Hi
I’m using the Python API to quantize a ViT network.
Here is a portion of the code:
model_script_lines = [f"normalization_rule1 = normalization({mean}, {sdev})\n",
"model_optimization_config(calibration, batch_size=1, calibset_size=128)\n",
"quantization_param({*conv*}, precision_mode=a16_w16)\n",
"quantization_param({*dw*}, precision_mode=a16_w16)\n",
"quantization_param({*fc*}, precision_mode=a16_w16)\n",
]
runner = ClientRunner(har=model_har_name)
runner.load_model_script(''.join(model_script_lines))
runner.optimize(calib_dataset)
I get an error massage:
hailo_model_optimization.acceleras.utils.acceleras_exceptions.AccelerasUnsupportedError: Unsupported layers for the provided optimization target. Review the log to see exact layers and configurations
and some weird messages on the screen:
[info] Loading model script commands to tiny_vit_5m_224_from_microsoft from string
[info] Starting Model Optimization
[info] Using default optimization level of 2
[info] Model received quantization params from the hn
[info] MatmulDecompose skipped
[info] Starting Mixed Precision
[info] Model Optimization Algorithm Mixed Precision is done (completion time is 00:00:02.07)

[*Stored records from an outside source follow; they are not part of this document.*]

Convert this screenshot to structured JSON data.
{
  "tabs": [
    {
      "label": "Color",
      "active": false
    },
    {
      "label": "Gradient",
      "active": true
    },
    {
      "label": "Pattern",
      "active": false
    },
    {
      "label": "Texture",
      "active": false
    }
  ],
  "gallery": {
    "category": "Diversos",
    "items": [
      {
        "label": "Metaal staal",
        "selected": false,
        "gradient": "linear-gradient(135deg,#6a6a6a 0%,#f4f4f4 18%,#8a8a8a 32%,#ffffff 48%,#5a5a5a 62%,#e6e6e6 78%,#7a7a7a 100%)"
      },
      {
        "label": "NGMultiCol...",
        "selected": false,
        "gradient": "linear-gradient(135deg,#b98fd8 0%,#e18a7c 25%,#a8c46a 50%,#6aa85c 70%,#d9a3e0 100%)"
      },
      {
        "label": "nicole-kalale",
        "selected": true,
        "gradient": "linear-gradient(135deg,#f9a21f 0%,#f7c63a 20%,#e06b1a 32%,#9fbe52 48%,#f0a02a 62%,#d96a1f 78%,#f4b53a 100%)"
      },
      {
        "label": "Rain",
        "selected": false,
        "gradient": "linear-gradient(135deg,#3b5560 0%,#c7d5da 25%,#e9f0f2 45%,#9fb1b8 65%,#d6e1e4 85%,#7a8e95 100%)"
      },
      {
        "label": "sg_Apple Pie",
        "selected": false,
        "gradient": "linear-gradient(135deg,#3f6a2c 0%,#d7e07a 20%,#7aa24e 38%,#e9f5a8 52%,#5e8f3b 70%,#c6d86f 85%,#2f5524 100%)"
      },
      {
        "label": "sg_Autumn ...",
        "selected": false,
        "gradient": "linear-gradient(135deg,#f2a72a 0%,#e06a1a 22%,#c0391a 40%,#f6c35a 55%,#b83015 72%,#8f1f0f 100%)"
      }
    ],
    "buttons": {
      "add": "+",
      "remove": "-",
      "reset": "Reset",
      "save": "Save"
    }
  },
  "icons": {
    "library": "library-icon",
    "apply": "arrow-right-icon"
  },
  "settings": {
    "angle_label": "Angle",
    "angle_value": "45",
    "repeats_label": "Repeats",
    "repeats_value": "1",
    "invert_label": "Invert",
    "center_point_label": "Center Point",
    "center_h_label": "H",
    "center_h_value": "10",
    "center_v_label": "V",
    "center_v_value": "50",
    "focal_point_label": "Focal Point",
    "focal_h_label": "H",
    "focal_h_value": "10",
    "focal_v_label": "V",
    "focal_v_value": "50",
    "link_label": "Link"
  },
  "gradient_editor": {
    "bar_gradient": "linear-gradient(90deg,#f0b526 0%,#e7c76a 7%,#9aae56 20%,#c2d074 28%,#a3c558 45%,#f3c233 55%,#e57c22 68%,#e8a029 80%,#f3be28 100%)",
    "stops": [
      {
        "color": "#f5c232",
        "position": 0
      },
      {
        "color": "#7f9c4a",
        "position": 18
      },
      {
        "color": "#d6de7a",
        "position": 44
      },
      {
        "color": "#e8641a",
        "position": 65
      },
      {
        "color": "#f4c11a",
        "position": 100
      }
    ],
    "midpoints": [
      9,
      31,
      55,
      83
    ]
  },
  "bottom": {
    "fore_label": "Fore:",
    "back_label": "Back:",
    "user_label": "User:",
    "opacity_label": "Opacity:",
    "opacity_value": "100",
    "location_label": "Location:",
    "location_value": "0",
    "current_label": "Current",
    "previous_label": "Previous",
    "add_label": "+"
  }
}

[info] Starting LayerNorm Decomposition
[info] Using dataset with 128 entries for calibration
[info] Model Optimization Algorithm LayerNorm Decomposition is done (completion time is 00:01:31.70)
[error] Unsupported layers for the target sage: tiny_vit_5m_224_from_microsoft/precision_change14:
bias_mode: single_scale_decomposition
precision_mode: a16_w16_a8
quantization_groups: 1
signed_output: true
tiny_vit_5m_224_from_microsoft/precision_change21:
bias_mode: single_scale_decomposition
precision_mode: a16_w16_a8
quantization_groups: 1
signed_output: true
tiny_vit_5m_224_from_microsoft/precision_change28:
bias_mode: single_scale_decomposition
precision_mode: a16_w16_a8
quantization_groups: 1
signed_output: true
tiny_vit_5m_224_from_microsoft/precision_change35:
bias_mode: single_scale_decomposition
precision_mode: a16_w16_a8
quantization_groups: 1
signed_output: true
tiny_vit_5m_224_from_microsoft/precision_change42:
bias_mode: single_scale_decomposition
precision_mode: a16_w16_a8
quantization_groups: 1
signed_output: true
tiny_vit_5m_224_from_microsoft/precision_change49:
bias_mode: single_scale_decomposition
precision_mode: a16_w16_a8
quantization_groups: 1
signed_output: true
tiny_vit_5m_224_from_microsoft/precision_change56:
bias_mode: single_scale_decomposition
precision_mode: a16_w16_a8
quantization_groups: 1
signed_output: true
tiny_vit_5m_224_from_microsoft/precision_change63:
bias_mode: single_scale_decomposition
precision_mode: a16_w16_a8
quantization_groups: 1
signed_output: true
tiny_vit_5m_224_from_microsoft/precision_change7:
bias_mode: single_scale_decomposition
precision_mode: a16_w16_a8
quantization_groups: 1
signed_output: true
tiny_vit_5m_224_from_microsoft/precision_change70:
bias_mode: single_scale_decomposition
precision_mode: a16_w16_a8
quantization_groups: 1
signed_output: true
The precision mode a16_w16_a8 is unexpected. What should I do to quantize correctly the network?